Perhaps the most disappointing performance, though, was Tobias Menzies’ Edgar. He was entirely passive and blank in his first few appearances, allowing himself to be completely moulded and manipulated by Edmund. His performance as Poor Tom was borderline offensive, relying on traditional playground representations of mental disability (tongue tucked in lower lip, smacking back of wrist with hand etc.) for ‘madness’, which I found extremely uncomfortable, particularly as a group of schoolchildren in the audience fell into hysterics. Menzies was better as his Poor Tom disguise was cast off, bringing some pathos into his scenes with his father, but all the good work was cast off in the awful concept adopted for the final duel with Edmund, for which the entire tone of the play switched to ugly travesty.
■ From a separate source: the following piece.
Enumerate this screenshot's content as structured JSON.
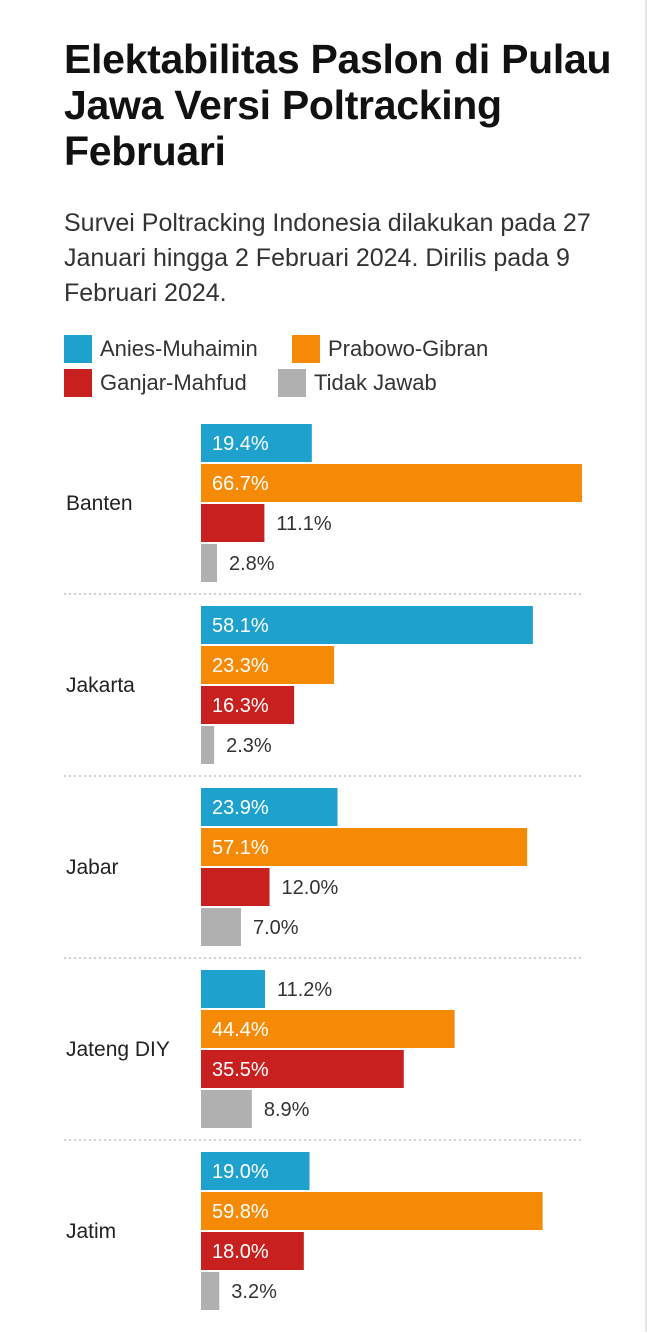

At the third blast of a toy trumpet, Edgar appeared with his face masked by an England flag and carrying two plastic swords. The two brothers flapped their swords at each other, Edmund scorning the toy weapons, before they tussled and Edgar forced his sword down Edmund’s throat, effectively choking him on the plastic (yet not preventing Edmund screaming his story for several minutes afterwards, another incongruity). Quite why Edgar would want to take such an irreverent attitude towards the fight was a mystery considering the character’s progression to that point, and the whole scene instead felt crude and gratuitous.

This was a sorely disappointing Lear, which seemed to have very little of interest to say about the play and instead relied on incongruent images and gimmicks to accompany the text. The entire tone of the production felt out of keeping with the formal set-up (the performance lasted three and a half hours, with two intervals) and the relatively dignified central performance was undermined by a crude and ineffective approach to the rest of the play. Flashes of inspiration failed to be bound together by a sense of purpose. This was an early performance, and hopefully the production will grow – there’s definitely potential – , but for now it appeared to simply lack a clear sense of what it wanted to be.